By emphatically denying that models are always in the realm of pseudoscience, Derman is correcting Taleb, rather than me! Now that’s pretty remarkable, because Taleb’s endorsement (including that sentence) is printed on the back cover of Derman’s book. Imagine that: words of praise on the back cover that show the reviewer has misunderstood a central point of the book! (Taleb has no qualms about misrepresenting his friends’ views – yes, Derman is one of his friends – see also my post in which I show how he misquotes Daniel Kahneman, also a friend of his.) Why would anyone allow that? May I conjecture that it’s because Taleb’s name is more important than his substance (all four milligrams of it)?
This is my reply to Derman in full:
Thanks for pointing this out. My distinction between science and pseudoscience was a reply to Nassim Taleb’s comment that “attempts to model financial markets can never be genuinely scientific”, rather than a reference to your book. But I still see no reason to distrust models more than theories (in your definition of the words).

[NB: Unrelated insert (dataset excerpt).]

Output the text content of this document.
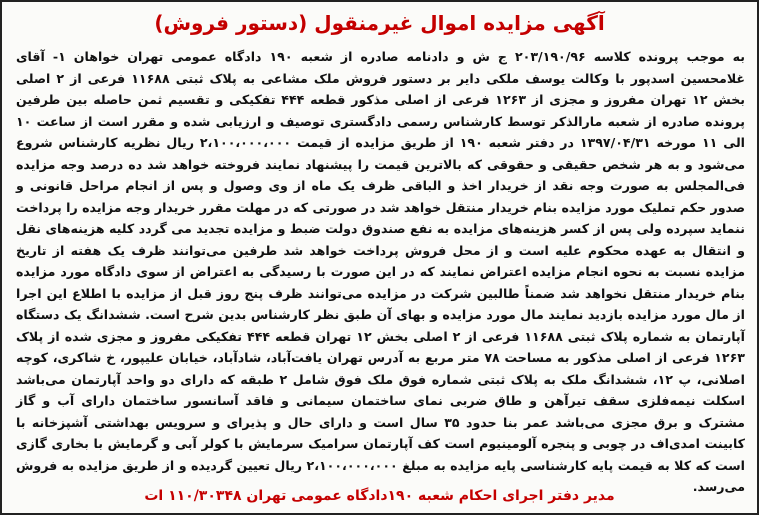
آگهی مزایده اموال غیرمنقول (دستور فروش)
به موجب پرونده کلاسه ۲۰۳/۱۹۰/۹۶ ج ش و دادنامه صادره از شعبه ۱۹۰ دادگاه عمومی تهران خواهان ۱- آقای غلامحسین اسدپور با وکالت یوسف ملکی دایر بر دستور فروش ملک مشاعی به پلاک ثبتی ۱۱۶۸۸ فرعی از ۲ اصلی بخش ۱۲ تهران مفروز و مجزی از ۱۲۶۳ فرعی از اصلی مذکور قطعه ۴۴۴ تفکیکی و تقسیم ثمن حاصله بین طرفین پرونده صادره از شعبه مارالذکر توسط کارشناس رسمی دادگستری توصیف و ارزیابی شده و مقرر است از ساعت ۱۰ الی ۱۱ مورخه ۱۳۹۷/۰۴/۳۱ در دفتر شعبه ۱۹۰ از طریق مزایده از قیمت ۲،۱۰۰،۰۰۰،۰۰۰ ریال نظریه کارشناس شروع می‌شود و به هر شخص حقیقی و حقوقی که بالاترین قیمت را پیشنهاد نمایند فروخته خواهد شد ده درصد وجه مزایده فی‌المجلس به صورت وجه نقد از خریدار اخذ و الباقی ظرف یک ماه از وی وصول و پس از انجام مراحل قانونی و صدور حکم تملیک مورد مزایده بنام خریدار منتقل خواهد شد در صورتی که در مهلت مقرر خریدار وجه مزایده را پرداخت ننماید سپرده ولی پس از کسر هزینه‌های مزایده به نفع صندوق دولت ضبط و مزایده تجدید می گردد کلیه هزینه‌های نقل و انتقال به عهده محکوم علیه است و از محل فروش پرداخت خواهد شد طرفین می‌توانند ظرف یک هفته از تاریخ مزایده نسبت به نحوه انجام مزایده اعتراض نمایند که در این صورت با رسیدگی به اعتراض از سوی دادگاه مورد مزایده بنام خریدار منتقل نخواهد شد ضمناً طالبین شرکت در مزایده می‌توانند ظرف پنج روز قبل از مزایده با اطلاع این اجرا از مال مورد مزایده بازدید نمایند مال مورد مزایده و بهای آن طبق نظر کارشناس بدین شرح است. ششدانگ یک دستگاه آپارتمان به شماره پلاک ثبتی ۱۱۶۸۸ فرعی از ۲ اصلی بخش ۱۲ تهران قطعه ۴۴۴ تفکیکی مفروز و مجزی شده از پلاک ۱۲۶۳ فرعی از اصلی مذکور به مساحت ۷۸ متر مربع به آدرس تهران یافت‌آباد، شادآباد، خیابان علیپور، خ شاکری، کوچه اصلانی، پ ۱۲، ششدانگ ملک به پلاک ثبتی شماره فوق ملک فوق شامل ۲ طبقه که دارای دو واحد آپارتمان می‌باشد اسکلت نیمه‌فلزی سقف تیرآهن و طاق ضربی نمای ساختمان سیمانی و فاقد آسانسور ساختمان دارای آب و گاز مشترک و برق مجزی می‌باشد عمر بنا حدود ۳۵ سال است و دارای حال و پذیرای و سرویس بهداشتی آشپزخانه با کابینت امدی‌اف در چوبی و پنجره آلومینیوم است کف آپارتمان سرامیک سرمایش با کولر آبی و گرمایش با بخاری گازی است که کلا به قیمت پایه کارشناسی پایه مزایده به مبلغ ۲،۱۰۰،۰۰۰،۰۰۰ ریال تعیین گردیده و از طریق مزایده به فروش می‌رسد.
مدیر دفتر اجرای احکام شعبه ۱۹۰دادگاه عمومی تهران ۱۱۰/۳۰۳۴۸ ات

Religion may be an attempt at an absolute description, but it fails miserably. Every religion contains beliefs that are at odds with science, like the belief that the universe was created in only 6 days, not more than 10,000 years ago. Models on the other hand, even though not literally true, can still be very useful (as you admit).
But the great advantage of models in science is that modelers know all about their limitations. Everyone who has ever tried to build a model, making decisions about the number of parameters, the data for calibrating the parameters and so on, knows that they should be cautious about having too much faith in them. They are the least likely to “confuse illusion with reality” (none of the quants I’ve met have professed a belief in the literal truth of a particular financial model).
Disasters in finance have not come from mistaking illusion for reality. They’ve come from recklessness, from unbridled optimism, from a lack of ethics, from the wrong incentives to the wrong people, causing them to be blind to the real magnitude of the risks they were taking, and to ignore the warnings some quants were making. On the other hand, single-minded attempts at “absolute descriptions” have led to much bigger disasters, like the religious wars that are being fought all over the world.
Dear professor Derman, it’s not too late to jump off that train. You’re already past Embarrassment, but the next stop will be Disgrace.